Health Care/Joan Retsinas

Incremental: The Verboten Word

Ask a progressive for the taboo word in health policy: incremental. nnThe phrase-du-jour is Medicare-for-All. We need it Now. All the Democratic candidates for President take the litmus test: are they “for” Medicare for All? Or have they sold their souls to the insurance companies? Candidates who waffle on this test risk spurning the progressive bloc.

Let’s drop the slogans. Progressives, as well as many people who would not label themselves anything, want universal coverage for a comprehensive package of benefits. They want to end the pre-existing exclusion clauses, the “not covered” stipulations, the gobbledygook of the limited networks. They want insurance that they can pay for without sacrificing rent or food. Only our President and his ideological cronies would object.

But the route from here to there is, frankly, incremental.

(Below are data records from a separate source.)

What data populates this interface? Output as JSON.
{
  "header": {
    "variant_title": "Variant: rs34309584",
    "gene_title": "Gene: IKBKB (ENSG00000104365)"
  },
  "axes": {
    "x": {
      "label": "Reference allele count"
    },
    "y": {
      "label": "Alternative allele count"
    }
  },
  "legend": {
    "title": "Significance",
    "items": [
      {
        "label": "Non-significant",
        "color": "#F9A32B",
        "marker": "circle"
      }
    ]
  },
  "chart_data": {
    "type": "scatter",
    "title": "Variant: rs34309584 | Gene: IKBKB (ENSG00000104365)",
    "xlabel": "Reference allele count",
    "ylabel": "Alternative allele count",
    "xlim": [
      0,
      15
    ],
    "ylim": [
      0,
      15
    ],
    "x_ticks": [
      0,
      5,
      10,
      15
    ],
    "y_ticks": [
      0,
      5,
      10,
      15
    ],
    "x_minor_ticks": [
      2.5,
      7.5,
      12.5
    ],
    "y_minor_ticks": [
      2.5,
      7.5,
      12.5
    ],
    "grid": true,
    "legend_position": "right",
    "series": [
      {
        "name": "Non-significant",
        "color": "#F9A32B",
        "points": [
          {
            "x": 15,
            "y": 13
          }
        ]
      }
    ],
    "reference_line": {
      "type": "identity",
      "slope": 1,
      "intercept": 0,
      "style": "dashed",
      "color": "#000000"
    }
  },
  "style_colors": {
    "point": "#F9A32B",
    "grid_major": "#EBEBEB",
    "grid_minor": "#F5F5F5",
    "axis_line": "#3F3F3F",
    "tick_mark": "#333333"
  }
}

Consider Medicare itself. It did not spring forth de novo, but grew out of the Blue Cross/Blue Shield model. Medicare Part A corresponded to Blue Cross’s hospital insurance; Part B, to Blue Shield’s provider insurance. Medicare extended that coverage to people out of the workforce (retirees and the disabled). While Uncle Sam oversaw Medicare, Uncle Sam contracted with insurers like Blue Cross and Blue Shield to manage it, as “fiscal intermediaries.” Medicare was astounding legislation in a country that feared the footprint of Uncle Sam; indeed, a host of organizations, including the American Medical Association, predicted catastrophe if Congress passed Medicare. But from a long-term perspective, Medicare was incremental.

Its benefits package also grew, incrementally. Congress added kidney dialysis in 1972; Congress authorized prescription coverage, Part D, tied to private insurers, in 2003. In the early 1970s, Medicare introduced Advantage Plans in selected markets, modeled after the capitated HMOs. In 1997 Congress authorized the plans, Part C. Rhetoric aside, the basic Medicare package does not cover eyeglasses, hearing aids, dental care, or long-term care.

Fast forward to the Affordable Care Act, aka Obamacare, another incremental step, aimed at the uninsured. At that time, Congress rejected any extension of Medicare, via the “public option.” Uninsured citizens could buy insurance, with subsidies, from private companies via the exchanges. And, crucially, Congress curbed the worst abuses of private insurers, like the pre-existing condition exclusions, the limited benefits. (President Trump has blessed “skinny” plans, returning to the pre-Obamacare misery).

Fast forward to today. The rhetoric screams: Medicare for All, a phrase that frightens enough voters to doom a Democrat.

The reality is that we can move towards that end without threatening the enrollees in private plans who profess to like their insurance, at least until they face a medical catastrophe, a soaring premium, or a mega-deductible.

Let Uncle Sam take over Medicaid, extending its reach to people whom states could have covered under the Affordable Care Act, but chose not to. The Kaiser Foundation pegs the number at 14 million. Uncle Sam can take this out of states’ hampers, out of states’ budgets. (Food stamps also comes under Uncle Sam’s purview). Include the States’ Children Health Insurance Programs (SCHIP). It is hard to imagine states, which complain about the costs of Medicaid, complain that they want to keep it. Call it Medi-Kid.

Put the public option into the marketplace. Let uninsured buyers consider Medicare among their choices on the exchanges. (President George Bush the first had proposed letting people buy into the health insurance plans open to federal employees — a proposal that preceded the spirit of President Obama’s exchanges, but went nowhere. President Clinton had proposed letting early retirees buy into Medicare — it too went nowhere).

Let corporations give their employees Medicare as a choice, not a mandate.

Lobbyists are already objecting: a public option would take away the incentive for private insurers to stay in the exchanges, would weaken hospitals that net less from Medicare than from private insurers. “The sky will fall,” to quote Chicken Little.

But “government” already covers a swatch of Americans, either through Medicare (17.2%), Medicaid (19.3%), or the military (4.7%). Throughout all the incremental steps, the sky did not fall, and the private sector stayed solvent.

Ultimately, drop the nifty litmus test. We must elect a president who can move this needle.